Tuesday 29 April 2014

Apologies for the radio silence

It's been a busy few weeks here in the UK, and I'm currently working and traveling a lot for our project.

In addition, I haven't been overly pleased with the solutions I've been designing in Workday for our business requirements, so I have not felt compelled to list them out here.  As a little bit of background on that point...

We're heavily in the throes of gathering business requirements for our European countries.  My more HR-oriented colleagues do a great job of gathering the HR folks in the countries and they outline our new global Workday processes and inquire about the local processes that HR do in comparison to our scoped out list of global Workday processes, as well as gathering their field level requirements for those processes.  Then, for anything that does not fit into the global model or is not readily available through existing configuration, e.g. new event reasons, it gets forwarded over to me to provide some solution options and a recommendation.  I look at things holistically, so keeping things in mind like:

  • Ease of use for the person doing data entry.  Will they enter it all on one page or have to go to multiple pages?  Are the labels good, or are we heavily mis-using a page (doing it Saas style, as I'm now calling it), so they'll need to ignore the labels and fill in the data entry boxes. 
  • Can we interface any of the data in?
  • Is this data going somewhere, such as a payroll system?
  • How do all the pieces fit together in the process?  Can we get all of the data in a certain step or is this going to be a back and forth to collect data?
  • Ease of reporting on the data
  • Making is easy for the integration guys, for current as well as future interfaces
  • Etc.
As I've been based in Europe for 10+ years, I often know the business needs/use better than my US-based HR colleagues, so some of the things they just throw over the fence to me to define requirements and solutions.  For other stuff, they're doing a great job of gathering data definition, especially where the business does not use PeopleSoft now to meet a need and the central team thinks that we should start to accumulate this data in Workday.

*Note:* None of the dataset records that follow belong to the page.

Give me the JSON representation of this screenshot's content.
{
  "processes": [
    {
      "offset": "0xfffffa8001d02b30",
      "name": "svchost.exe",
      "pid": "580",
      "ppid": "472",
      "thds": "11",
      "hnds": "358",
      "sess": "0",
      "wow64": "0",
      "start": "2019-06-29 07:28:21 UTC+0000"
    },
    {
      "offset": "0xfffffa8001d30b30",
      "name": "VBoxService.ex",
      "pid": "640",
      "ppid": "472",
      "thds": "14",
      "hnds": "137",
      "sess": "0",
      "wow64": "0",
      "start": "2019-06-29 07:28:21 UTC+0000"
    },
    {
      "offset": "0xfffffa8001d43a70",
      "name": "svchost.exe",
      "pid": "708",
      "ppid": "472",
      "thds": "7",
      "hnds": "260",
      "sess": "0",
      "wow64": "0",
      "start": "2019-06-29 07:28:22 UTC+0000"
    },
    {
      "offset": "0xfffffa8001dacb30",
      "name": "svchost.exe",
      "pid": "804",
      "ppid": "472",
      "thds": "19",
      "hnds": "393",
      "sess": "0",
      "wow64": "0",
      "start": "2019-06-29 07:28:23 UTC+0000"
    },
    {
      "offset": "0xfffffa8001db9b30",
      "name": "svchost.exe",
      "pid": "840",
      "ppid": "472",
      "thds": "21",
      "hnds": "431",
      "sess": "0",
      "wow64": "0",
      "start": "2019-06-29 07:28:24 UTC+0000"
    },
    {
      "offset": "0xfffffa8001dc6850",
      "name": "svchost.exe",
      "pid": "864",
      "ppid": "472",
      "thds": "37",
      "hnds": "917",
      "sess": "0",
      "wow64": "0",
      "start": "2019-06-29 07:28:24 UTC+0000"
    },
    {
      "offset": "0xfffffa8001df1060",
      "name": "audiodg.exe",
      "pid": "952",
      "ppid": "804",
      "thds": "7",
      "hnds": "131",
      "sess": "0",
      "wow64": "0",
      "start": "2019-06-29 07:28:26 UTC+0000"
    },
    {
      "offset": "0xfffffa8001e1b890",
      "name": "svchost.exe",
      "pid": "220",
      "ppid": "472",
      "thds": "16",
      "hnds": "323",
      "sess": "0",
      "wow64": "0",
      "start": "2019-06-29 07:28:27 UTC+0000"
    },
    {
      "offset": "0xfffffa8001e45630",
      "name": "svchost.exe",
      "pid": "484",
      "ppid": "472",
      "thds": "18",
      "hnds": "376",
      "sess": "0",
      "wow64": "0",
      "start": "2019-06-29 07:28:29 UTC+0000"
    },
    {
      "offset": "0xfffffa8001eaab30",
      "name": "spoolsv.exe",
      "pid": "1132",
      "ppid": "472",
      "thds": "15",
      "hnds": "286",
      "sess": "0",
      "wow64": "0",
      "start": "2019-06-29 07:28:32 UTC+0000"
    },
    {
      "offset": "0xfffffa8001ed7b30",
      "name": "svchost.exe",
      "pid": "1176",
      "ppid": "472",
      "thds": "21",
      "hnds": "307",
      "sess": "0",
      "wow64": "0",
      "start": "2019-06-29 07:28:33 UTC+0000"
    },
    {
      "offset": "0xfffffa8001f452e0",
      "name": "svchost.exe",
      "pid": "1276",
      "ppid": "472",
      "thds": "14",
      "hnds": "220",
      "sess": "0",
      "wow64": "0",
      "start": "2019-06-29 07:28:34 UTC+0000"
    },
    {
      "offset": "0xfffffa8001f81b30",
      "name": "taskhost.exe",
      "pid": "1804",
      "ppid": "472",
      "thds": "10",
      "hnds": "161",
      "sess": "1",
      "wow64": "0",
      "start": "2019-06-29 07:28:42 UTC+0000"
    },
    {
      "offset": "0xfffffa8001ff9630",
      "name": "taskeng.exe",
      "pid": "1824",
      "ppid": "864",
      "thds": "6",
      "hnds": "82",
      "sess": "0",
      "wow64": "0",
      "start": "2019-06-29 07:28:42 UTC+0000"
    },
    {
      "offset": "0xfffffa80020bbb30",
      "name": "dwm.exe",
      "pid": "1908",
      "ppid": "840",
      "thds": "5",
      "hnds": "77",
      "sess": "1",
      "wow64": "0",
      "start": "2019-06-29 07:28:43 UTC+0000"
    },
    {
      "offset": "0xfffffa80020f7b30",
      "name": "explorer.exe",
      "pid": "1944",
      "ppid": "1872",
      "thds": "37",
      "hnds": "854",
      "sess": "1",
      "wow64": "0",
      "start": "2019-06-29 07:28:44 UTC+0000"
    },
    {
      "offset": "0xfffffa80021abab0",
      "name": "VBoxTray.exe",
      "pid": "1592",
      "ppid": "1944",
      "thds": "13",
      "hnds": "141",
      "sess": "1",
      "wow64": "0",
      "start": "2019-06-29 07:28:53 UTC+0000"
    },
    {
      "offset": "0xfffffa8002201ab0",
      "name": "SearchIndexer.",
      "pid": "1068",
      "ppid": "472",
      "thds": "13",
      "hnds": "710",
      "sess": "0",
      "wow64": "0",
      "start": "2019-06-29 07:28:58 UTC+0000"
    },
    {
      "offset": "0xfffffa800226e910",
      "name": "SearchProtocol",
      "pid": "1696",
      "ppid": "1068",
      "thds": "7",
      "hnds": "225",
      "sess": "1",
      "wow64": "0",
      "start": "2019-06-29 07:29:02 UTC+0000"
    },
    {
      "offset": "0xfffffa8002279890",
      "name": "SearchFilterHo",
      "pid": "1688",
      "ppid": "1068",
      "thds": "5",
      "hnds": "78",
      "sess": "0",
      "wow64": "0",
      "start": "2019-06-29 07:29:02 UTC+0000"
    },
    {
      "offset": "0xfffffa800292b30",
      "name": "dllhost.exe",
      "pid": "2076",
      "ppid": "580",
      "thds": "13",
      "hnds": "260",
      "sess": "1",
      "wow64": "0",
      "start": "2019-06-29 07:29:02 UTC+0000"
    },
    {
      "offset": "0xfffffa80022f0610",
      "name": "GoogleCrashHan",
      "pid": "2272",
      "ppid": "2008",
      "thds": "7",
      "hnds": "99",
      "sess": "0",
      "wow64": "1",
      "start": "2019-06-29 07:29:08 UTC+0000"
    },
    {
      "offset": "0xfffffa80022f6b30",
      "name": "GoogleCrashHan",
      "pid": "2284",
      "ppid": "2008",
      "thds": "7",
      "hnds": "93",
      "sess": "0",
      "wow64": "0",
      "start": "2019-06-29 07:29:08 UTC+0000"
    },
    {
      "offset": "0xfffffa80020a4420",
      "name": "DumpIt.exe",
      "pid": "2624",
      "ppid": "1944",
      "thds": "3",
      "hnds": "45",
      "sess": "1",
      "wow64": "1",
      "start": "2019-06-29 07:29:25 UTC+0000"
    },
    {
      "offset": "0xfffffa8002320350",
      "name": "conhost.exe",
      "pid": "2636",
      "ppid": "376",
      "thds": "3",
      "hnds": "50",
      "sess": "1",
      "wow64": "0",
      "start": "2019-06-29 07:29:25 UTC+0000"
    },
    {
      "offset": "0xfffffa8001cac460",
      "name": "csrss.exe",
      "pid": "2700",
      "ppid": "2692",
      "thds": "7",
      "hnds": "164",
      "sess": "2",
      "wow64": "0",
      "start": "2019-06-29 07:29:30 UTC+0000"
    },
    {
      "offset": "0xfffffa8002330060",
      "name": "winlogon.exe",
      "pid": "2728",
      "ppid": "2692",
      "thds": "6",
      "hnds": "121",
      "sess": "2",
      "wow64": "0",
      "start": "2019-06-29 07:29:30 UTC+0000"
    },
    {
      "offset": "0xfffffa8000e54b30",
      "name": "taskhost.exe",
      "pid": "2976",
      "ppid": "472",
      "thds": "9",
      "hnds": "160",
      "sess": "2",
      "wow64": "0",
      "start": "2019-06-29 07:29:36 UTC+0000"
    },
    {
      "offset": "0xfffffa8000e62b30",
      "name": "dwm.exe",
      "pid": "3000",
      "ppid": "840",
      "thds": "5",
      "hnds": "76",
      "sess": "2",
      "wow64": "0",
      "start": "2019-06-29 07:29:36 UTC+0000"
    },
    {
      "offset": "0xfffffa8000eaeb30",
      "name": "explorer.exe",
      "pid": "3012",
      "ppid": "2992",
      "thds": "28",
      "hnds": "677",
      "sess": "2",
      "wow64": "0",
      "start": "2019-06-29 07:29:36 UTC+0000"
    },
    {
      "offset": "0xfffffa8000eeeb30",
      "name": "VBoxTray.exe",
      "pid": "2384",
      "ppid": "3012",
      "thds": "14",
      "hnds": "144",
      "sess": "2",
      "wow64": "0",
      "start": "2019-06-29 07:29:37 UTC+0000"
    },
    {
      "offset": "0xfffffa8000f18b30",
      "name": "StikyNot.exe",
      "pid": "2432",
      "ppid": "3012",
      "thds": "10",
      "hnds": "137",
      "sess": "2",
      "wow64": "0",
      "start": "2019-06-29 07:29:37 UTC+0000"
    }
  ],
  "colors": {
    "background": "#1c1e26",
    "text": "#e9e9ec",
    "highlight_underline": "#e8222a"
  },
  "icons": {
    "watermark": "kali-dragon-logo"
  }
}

I was talking to a colleague of mine, he's a general all-arounder, understanding technology plus the business use of systems, although his area of expertise is recruiting systems.  He's been assigned a task to investigate a certain area of data that overlaps between the recruitment system and Workday core HR data, and to get a team together to figure out what data should be captured in the business processes.

I gave him a debrief today of the Workday functionality.  It's a common European set of data, but WD is very light on the ground in this area, as it's not data that is used in the US.  I was giving him an overview of:

  1. Here are the business requirements that I have heard from the core HR calls in Europe.
  2. Here is the data we currently store in our European PeopleSoft instance for this topic.
  3. Here is the Workday functionality in this area.

So now we're counting on him and his team to define the business requirements, and I'll then solution them.

He was asking me questions to confirm that he understood the WD functionality and was a little surprised that the functionality was so light in this area.  In particular, it's basically a page with some dates and free form fields.

For anyone who has worked in an HRIS operational capacity, free form fields are the devil's handiwork:

  1. They're a hassle for the data entry people who can't just do a few characters of predictive text/choose a dropdown value.
  2. They're a hassle for the team responsible for auditing data, as they're always chasing up and having to get corrections to misspellings, etc.
  3. They're a hassle for downstream systems, due to a lack of consistency.